When was it converted to front entrance? Was it for its Welfare Department service or was it an early o-m-o conversion? Good to see it back in original condition.
Frankly, considering the comparatively small number of single-deck Crossleys put into service, I’m pleasantly surprised to learn that no fewer than eighteen still survive.
I’ve always had a soft spot for them, and I’d love to see an all-Crossley Rally somewhere someday (or have I already missed them?)!
29/12/12 – 09:08
Peter Gould’s fleet lists show that 6 and 7 of the same batch were converted in 1954 and 1955 respectively yet omit a date for 5 and 8. Can’t confirm if this is an oversight or if the conversion was done after withdrawal in 1962 but the conversion looks identical to 6 and 7 rather than one done specifically for the needs of the Welfare Department.
29/12/12 – 14:05
I used to see these buses around 1961 as Pete Davies says always parked behind the Bradshawgate offices and I am pretty sure they were front entrance omo by then.
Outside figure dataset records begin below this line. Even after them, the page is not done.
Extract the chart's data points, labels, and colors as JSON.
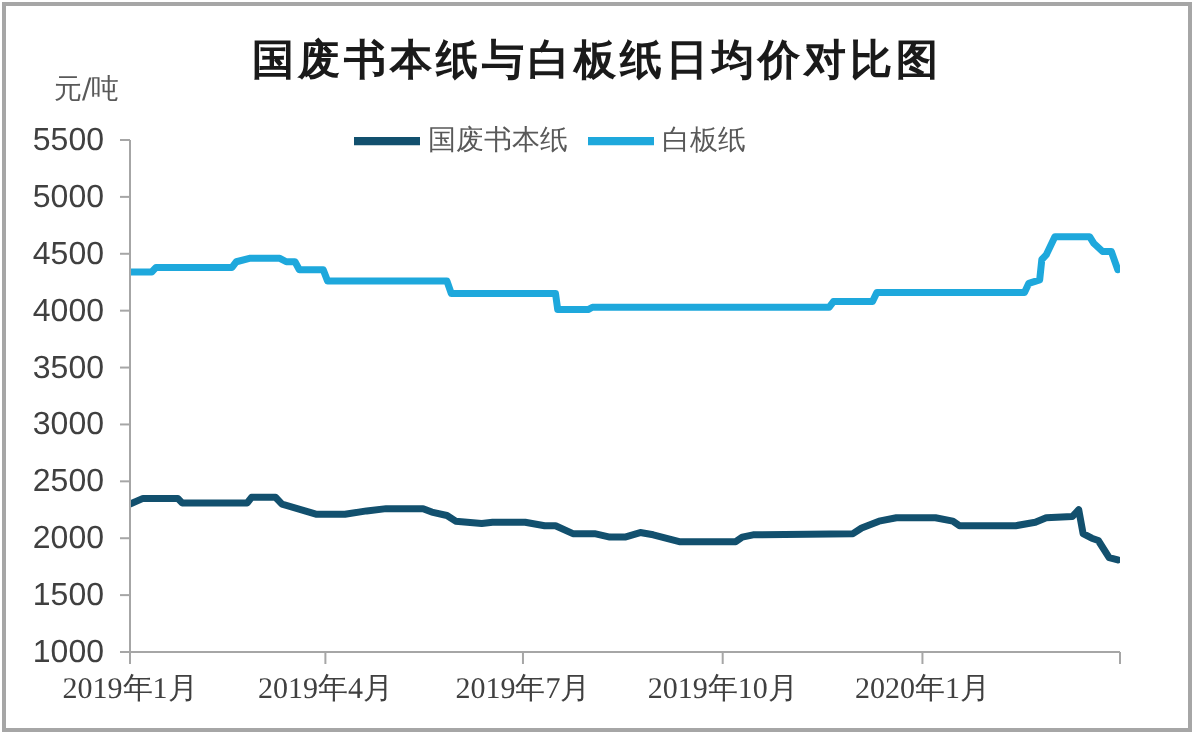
{
  "chart_data": {
    "type": "line",
    "title": "国废书本纸与白板纸日均价对比图",
    "ylabel": "元/吨",
    "legend": "top",
    "line_style": "solid",
    "ylim": [
      1000,
      5500
    ],
    "yticks": [
      1000,
      1500,
      2000,
      2500,
      3000,
      3500,
      4000,
      4500,
      5000,
      5500
    ],
    "xlim": [
      "2019-01-01",
      "2020-04-01"
    ],
    "xticks": [
      {
        "value": "2019-01-01",
        "label": "2019年1月"
      },
      {
        "value": "2019-04-01",
        "label": "2019年4月"
      },
      {
        "value": "2019-07-01",
        "label": "2019年7月"
      },
      {
        "value": "2019-10-01",
        "label": "2019年10月"
      },
      {
        "value": "2020-01-01",
        "label": "2020年1月"
      },
      {
        "value": "2020-04-01",
        "label": null
      }
    ],
    "series": [
      {
        "name": "国废书本纸",
        "color": "#12506e",
        "x": [
          "2019-01-01",
          "2019-01-07",
          "2019-01-23",
          "2019-01-25",
          "2019-02-24",
          "2019-02-26",
          "2019-03-09",
          "2019-03-12",
          "2019-03-21",
          "2019-03-28",
          "2019-04-10",
          "2019-04-20",
          "2019-04-29",
          "2019-05-16",
          "2019-05-20",
          "2019-05-27",
          "2019-05-31",
          "2019-06-12",
          "2019-06-17",
          "2019-07-02",
          "2019-07-11",
          "2019-07-16",
          "2019-07-24",
          "2019-08-03",
          "2019-08-10",
          "2019-08-17",
          "2019-08-24",
          "2019-08-30",
          "2019-09-11",
          "2019-10-07",
          "2019-10-10",
          "2019-10-15",
          "2019-11-30",
          "2019-12-04",
          "2019-12-12",
          "2019-12-20",
          "2020-01-07",
          "2020-01-15",
          "2020-01-18",
          "2020-02-13",
          "2020-02-22",
          "2020-02-27",
          "2020-03-10",
          "2020-03-13",
          "2020-03-15",
          "2020-03-19",
          "2020-03-22",
          "2020-03-27",
          "2020-03-31"
        ],
        "values": [
          2300,
          2350,
          2350,
          2310,
          2310,
          2360,
          2360,
          2300,
          2250,
          2210,
          2210,
          2240,
          2260,
          2260,
          2230,
          2200,
          2150,
          2130,
          2140,
          2140,
          2110,
          2110,
          2040,
          2040,
          2010,
          2010,
          2050,
          2030,
          1970,
          1970,
          2010,
          2030,
          2040,
          2090,
          2150,
          2180,
          2180,
          2150,
          2110,
          2110,
          2140,
          2180,
          2190,
          2250,
          2040,
          2000,
          1980,
          1830,
          1810
        ]
      },
      {
        "name": "白板纸",
        "color": "#1ea8dc",
        "x": [
          "2019-01-01",
          "2019-01-11",
          "2019-01-13",
          "2019-02-17",
          "2019-02-19",
          "2019-02-25",
          "2019-03-11",
          "2019-03-14",
          "2019-03-18",
          "2019-03-20",
          "2019-03-31",
          "2019-04-02",
          "2019-05-27",
          "2019-05-29",
          "2019-07-16",
          "2019-07-17",
          "2019-07-31",
          "2019-08-02",
          "2019-11-19",
          "2019-11-21",
          "2019-12-09",
          "2019-12-11",
          "2020-02-17",
          "2020-02-19",
          "2020-02-24",
          "2020-02-25",
          "2020-02-27",
          "2020-03-02",
          "2020-03-18",
          "2020-03-20",
          "2020-03-24",
          "2020-03-28",
          "2020-03-31"
        ],
        "values": [
          4340,
          4340,
          4380,
          4380,
          4430,
          4460,
          4460,
          4430,
          4430,
          4360,
          4360,
          4260,
          4260,
          4150,
          4150,
          4010,
          4010,
          4030,
          4030,
          4080,
          4080,
          4160,
          4160,
          4240,
          4270,
          4450,
          4490,
          4650,
          4650,
          4590,
          4520,
          4520,
          4360
        ]
      }
    ]
  }
}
Bolton’s need for single deckers was quite small and the few routes they operated were infrequent services to the north of the town so I suppose these buses spent long periods on layover. I don’t ever recall seeing one on the move.
30/12/12 – 07:17
I used to think that all had been converted to front-entrance but this was not so. 5 remained rear-entrance and I have a photograph of it in Cowley’s yard in Salford, still with rear entrance.
6 and 7 were full one-man conversions and featured an angled cab side window for the driver to collect fares.
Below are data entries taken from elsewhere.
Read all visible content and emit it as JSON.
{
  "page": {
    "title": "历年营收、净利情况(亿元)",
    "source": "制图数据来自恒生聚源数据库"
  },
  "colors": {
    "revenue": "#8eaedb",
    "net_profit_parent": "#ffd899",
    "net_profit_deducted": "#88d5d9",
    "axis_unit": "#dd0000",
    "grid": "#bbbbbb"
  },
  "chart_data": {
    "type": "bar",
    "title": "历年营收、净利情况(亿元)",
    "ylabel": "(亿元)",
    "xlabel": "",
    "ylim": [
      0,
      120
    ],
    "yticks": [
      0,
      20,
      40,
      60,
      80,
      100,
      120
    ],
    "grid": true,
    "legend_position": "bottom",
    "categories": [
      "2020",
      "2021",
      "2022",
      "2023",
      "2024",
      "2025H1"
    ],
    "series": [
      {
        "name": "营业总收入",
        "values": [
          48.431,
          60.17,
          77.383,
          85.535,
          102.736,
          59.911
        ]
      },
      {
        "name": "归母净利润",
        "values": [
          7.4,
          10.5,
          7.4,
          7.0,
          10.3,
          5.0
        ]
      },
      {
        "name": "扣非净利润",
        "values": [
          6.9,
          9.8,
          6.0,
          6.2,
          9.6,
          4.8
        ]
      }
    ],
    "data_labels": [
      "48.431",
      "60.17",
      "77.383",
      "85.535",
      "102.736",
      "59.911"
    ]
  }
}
8 was converted later and no doubt used a lot of the principles adopted for 6 and 7. However, there was no fare collection on a Welfare Bus so the angled window wasn’t needed. In fact it would have caused a problem on this bus as it was fitted with a heater in this role (I don’t believe they had them before) and the pipes went up in a box enclosure in the corner where the angled window would have been. The heater was above the bulkhead window – pre-dating the Leyland National physics-defying arrangement by some years!
Another difference was the blind display. Instead of a destination plus three-track number blind, there was just a single destination. This had a blind which if I recall correctly had just a single display "Welfare". Inside of course the bus was completely different, with longitudinal seating and a tail lift at the rear.
30/12/12 – 08:51
Thanks for that info David. Interesting that they didn’t need a ramp or chair lift as many Welfare Departments specified when converting buses from the Transport Department
30/12/12 – 09:45
The tail lift was a chair lift – sorry if I gave the wrong impression.
30/12/12 – 17:27
Ah, my error in interpretation.
I travelled on this bus on what was billed as its first day of service boarding it at the top of Halliwell Road and travelling up to Smithills Dean CE School It was my favourite ‘though No 6 was reputed to be faster!
29/01/13 – 15:28
I have owned DBN 978 partly from 1971 as a Crossley Omnibus Society member and wholly in August 1974 onwards. The bus is presently taxed and insured. Just waiting to refit the overhauled starter motor.
The bus has been operated more or less trouble free since 1997 when the engine was rebuilt. The only major event was a broken offside leafspring in 1997. Due to personal circumstances it has been laid up for the past 2 years until now. The starter was found to have become coated with rust in this period hence the overhaul. Next rally will be in April to Dukinfield.
Almost forgot! The bus can be viewed at Tameside Transport Collection at Roaches, Mossley where it is kept. Just off the A635 if you come from Manchester a road off to the right just before the Saddleworth/Yorkshire border. If you pass the sign you missed it! The bus has been a regular rally attender for years including European destinations of Noordwijk aan Zee and Amsterdam.